Each week, my son and I go grocery shopping. He doesn’t fit in the top spot of the cart anymore. Now, he’s often pushing the cart for me. Putting the avocados in the plastic bag. Reaching for the can of soup that is on a bottom shelf. He might not know it, but he’s supporting me as I once supported him. He’s doing things for me, making things easier for me.

No matter how I feel, no matter what I can or cannot do, I will always be Ryan’s mother. That doesn’t change. The way I mother, the activities in which I participate, may change though.

And I have to give myself permission to know that it’s okay. Taking care of myself is sometimes in conflict with taking care of my son. Like most mothers, I put my child first. And so I push, do too much and play when I should rest.

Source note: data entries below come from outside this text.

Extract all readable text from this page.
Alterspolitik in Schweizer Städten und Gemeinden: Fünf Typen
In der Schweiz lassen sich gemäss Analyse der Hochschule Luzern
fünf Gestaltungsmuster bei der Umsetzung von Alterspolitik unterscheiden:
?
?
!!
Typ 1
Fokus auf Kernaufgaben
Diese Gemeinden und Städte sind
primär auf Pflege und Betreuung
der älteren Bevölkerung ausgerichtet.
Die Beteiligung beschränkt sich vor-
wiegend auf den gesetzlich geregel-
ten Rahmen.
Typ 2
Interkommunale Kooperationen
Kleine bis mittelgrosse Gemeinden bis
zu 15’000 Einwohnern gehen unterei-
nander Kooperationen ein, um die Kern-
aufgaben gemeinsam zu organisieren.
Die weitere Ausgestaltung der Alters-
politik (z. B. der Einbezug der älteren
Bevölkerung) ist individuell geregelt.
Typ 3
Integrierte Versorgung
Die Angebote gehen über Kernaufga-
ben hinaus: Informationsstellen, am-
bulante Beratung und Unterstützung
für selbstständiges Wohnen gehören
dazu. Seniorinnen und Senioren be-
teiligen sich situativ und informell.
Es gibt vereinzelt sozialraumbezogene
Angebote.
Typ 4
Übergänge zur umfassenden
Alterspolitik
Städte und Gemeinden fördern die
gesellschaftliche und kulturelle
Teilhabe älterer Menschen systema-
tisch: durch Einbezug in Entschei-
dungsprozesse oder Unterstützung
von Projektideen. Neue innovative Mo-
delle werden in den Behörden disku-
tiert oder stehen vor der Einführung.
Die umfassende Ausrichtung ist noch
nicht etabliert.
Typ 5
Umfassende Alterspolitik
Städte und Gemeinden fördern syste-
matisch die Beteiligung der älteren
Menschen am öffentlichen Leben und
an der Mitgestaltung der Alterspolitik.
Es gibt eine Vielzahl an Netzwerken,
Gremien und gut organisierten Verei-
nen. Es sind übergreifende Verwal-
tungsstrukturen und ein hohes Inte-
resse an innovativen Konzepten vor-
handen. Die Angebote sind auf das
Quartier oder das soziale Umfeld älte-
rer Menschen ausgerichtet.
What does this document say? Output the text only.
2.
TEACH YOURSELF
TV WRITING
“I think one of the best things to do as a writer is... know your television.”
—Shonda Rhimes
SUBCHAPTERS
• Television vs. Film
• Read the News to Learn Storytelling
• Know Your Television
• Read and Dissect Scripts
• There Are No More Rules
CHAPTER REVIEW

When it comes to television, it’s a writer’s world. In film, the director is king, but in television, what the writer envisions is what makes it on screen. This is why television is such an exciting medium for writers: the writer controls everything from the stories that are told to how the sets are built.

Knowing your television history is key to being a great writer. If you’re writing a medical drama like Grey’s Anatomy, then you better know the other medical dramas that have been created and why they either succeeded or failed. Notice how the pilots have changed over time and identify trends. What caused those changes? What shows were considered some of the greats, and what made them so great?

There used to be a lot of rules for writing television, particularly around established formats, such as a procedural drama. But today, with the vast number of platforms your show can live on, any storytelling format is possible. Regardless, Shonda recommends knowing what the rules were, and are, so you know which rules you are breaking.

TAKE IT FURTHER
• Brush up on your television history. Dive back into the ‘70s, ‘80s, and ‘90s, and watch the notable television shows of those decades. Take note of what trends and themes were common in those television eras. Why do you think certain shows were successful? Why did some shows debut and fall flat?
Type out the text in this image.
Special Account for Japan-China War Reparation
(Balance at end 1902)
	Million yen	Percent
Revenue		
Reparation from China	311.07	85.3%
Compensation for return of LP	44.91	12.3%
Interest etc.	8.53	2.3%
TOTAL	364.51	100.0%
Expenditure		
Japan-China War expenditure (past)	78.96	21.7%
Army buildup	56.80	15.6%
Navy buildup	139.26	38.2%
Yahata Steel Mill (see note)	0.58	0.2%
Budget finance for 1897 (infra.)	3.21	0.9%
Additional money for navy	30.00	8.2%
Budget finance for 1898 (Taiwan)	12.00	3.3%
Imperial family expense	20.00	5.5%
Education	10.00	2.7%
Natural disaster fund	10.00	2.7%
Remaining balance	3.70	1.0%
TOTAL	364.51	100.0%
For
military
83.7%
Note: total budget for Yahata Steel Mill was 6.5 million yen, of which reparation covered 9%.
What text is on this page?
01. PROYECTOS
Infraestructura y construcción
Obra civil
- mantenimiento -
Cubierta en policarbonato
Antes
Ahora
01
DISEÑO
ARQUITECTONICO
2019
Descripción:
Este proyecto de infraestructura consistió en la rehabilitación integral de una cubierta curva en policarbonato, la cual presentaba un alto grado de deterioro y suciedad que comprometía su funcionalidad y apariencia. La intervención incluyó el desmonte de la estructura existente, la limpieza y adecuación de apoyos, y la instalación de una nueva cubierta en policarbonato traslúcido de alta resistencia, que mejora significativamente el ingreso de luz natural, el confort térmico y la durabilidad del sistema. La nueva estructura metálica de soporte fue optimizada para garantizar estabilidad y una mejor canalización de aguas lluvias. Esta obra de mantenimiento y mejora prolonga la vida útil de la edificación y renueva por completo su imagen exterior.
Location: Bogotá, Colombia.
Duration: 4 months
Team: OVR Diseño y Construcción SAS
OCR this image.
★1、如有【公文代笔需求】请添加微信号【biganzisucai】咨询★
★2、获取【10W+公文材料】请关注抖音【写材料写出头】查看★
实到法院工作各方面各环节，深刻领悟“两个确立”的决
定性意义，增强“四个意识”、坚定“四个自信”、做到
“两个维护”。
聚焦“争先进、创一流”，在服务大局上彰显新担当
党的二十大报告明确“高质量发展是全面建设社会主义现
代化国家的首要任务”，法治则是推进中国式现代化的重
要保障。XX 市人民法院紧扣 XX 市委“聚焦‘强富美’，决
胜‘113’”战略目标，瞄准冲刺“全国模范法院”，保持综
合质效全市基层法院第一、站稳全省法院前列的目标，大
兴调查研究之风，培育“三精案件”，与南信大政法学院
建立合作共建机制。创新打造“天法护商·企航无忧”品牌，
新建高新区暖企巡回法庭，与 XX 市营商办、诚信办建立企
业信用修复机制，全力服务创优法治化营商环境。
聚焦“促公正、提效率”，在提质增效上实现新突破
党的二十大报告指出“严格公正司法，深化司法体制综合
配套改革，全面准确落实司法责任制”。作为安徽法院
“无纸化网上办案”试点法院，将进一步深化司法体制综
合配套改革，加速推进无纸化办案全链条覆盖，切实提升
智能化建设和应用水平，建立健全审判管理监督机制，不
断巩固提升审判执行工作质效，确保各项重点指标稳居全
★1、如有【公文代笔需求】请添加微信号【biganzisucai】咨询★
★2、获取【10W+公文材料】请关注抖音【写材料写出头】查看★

Because I want to. Because I feel I should be able to. Because I feel my son deserves it.

And he does. But he also deserves a mother who doesn’t push herself to tears. A mother who knows that there are many ways to show her son her love. By letting my son see my vulnerability and weakness, I’m hoping that he’s learning life skills involving patience and understanding. I’m hoping that my son will grow up truly understanding that things are not always what they appear to be on the outside. Just because I may look OK on the outside, doesn’t mean I’m feeling OK on the inside.

It’s somewhat funny how watching my son play at the playground can really bring home certain lessons for me. For instance, I’m recognizing that a seesaw doesn’t need to operate in the same way that the scales of justice do. With a seesaw, both sides don’t need to be equal. In fact, when they are, the seesaw isn’t really as much fun. To truly experience a seesaw, one side does get higher than the other, but this allows both parties to participate. You need both people to make the seesaw work.

Earlier in my son’s life, our seesaw was tipped. I was supporting him. Our seesaw is now moving a lot more now; some days he may be supporting me more than others. But all days, we’re riding it together, making it work together, supporting each other so we don’t fall off.